Some Malaysian companies here in the UAE are also bullying/exploiting their Malaysian employees.
MALAYSIAN firms are being labelled “rogues”, “corrupt”, “unscrupulous” and “uncaring” in India where the roll of blacklisted Malaysian employers and labour recruitment companies has increased to 122.
The list of shame has been pasted on the walls of the Immigration Department in Chennai, India, for all to see.
The list of “offences” include exploitation, malpractices, and lack of transparency and professionalism.
The latest case of alleged rogue practices by a Kuala Lumpur-based recruitment agency prompted Malay Mail to investigate the extent of the problem.
Chennai recruiter T.S. Ramakrishnan lodged a police report on March 3 against a Kuala Lumpur-based Malaysian agent for allegedly causing him to lose a substantial sum during a recruitment exercise.
He had been assigned by the KL agent to secure 300 engineers for a marine and heavy engineering company in Johor (see accompanying story).

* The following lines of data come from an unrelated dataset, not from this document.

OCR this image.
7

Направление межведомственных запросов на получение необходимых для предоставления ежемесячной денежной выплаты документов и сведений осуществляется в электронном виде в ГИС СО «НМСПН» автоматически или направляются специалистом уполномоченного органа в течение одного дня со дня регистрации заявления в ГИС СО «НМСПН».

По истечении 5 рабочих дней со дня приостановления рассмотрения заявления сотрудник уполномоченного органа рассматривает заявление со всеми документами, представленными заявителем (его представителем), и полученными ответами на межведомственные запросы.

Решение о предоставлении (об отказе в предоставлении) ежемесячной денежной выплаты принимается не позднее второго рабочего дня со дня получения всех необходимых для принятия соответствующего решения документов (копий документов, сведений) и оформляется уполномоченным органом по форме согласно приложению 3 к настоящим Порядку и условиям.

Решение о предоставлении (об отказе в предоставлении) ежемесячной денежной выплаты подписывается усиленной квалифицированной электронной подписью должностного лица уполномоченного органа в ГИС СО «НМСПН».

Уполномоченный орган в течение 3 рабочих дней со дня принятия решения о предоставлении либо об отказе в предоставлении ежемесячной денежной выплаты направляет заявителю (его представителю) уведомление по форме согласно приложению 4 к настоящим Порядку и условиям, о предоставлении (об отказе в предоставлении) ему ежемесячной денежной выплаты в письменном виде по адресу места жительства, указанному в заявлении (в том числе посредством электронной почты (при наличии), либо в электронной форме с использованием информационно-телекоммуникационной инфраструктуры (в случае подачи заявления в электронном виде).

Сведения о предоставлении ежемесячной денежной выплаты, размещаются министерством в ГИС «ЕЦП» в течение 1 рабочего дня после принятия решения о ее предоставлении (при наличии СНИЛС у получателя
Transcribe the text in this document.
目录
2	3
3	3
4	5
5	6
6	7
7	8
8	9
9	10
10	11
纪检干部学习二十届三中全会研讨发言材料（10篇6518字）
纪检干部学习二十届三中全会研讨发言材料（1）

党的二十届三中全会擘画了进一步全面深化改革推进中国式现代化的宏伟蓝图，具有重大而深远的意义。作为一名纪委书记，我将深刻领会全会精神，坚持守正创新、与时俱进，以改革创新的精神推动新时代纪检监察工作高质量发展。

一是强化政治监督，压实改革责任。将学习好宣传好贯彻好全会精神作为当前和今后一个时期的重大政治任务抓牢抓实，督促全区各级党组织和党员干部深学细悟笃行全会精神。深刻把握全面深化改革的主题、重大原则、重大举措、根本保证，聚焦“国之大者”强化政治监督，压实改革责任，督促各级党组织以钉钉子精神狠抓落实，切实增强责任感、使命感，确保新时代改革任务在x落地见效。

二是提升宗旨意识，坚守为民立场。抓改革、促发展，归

Malay Mail checks showed Malaysia’s reputation among Indian professionals has been badly sullied, to the extent that it’s becoming increasingly difficult for agents in India to meet demand from Malaysia.
An estimated 15,000 Indian skilled and technical persons go abroad every year through official emigration channels.
Ramakrishnan’s core business is mainly to recruit Information Technology (IT) specialists and engineers for the United States, India and Singapore job markets.
He said: “Malaysia, that once attracted Indian labour in huge numbers, surely isn’t the hottest destination for work anymore among unskilled and skilled Indians.”
Of the more than 300 firms that have been blacklisted by the protectorate of emigrants in India, the highest number is from Malaysia followed by Saudi Arabia (65 companies) and Bahrain (45).
Once blacklisted, it’s difficult to get back into the good books of the Indian government.
“These are firms which have not treated Indian workers well by either not paying salaries on time or not having proper working conditions,” said Pran Chawlia, an Indian IT specialist who quit a KL firm last month.
Chawlia, who while out of job is helping Indian nationals in trouble, said: “Some of the companies have even wrongfully withheld the passports of Indian workers, mistreated them or not fulfilled the conditions in the contract.”
“When we seek the assistance of the agents who brought us here, they say their job has been done.”
Malay Mail discovered that owners of these blacklisted recruitment companies register under some other names and continue business without any check in their exploitative practices.
“Indian missions in countries where employers have been blacklisted have no mechanism to control such malpractices as a result of which workers continue to suffer,” said Ramakrishnan.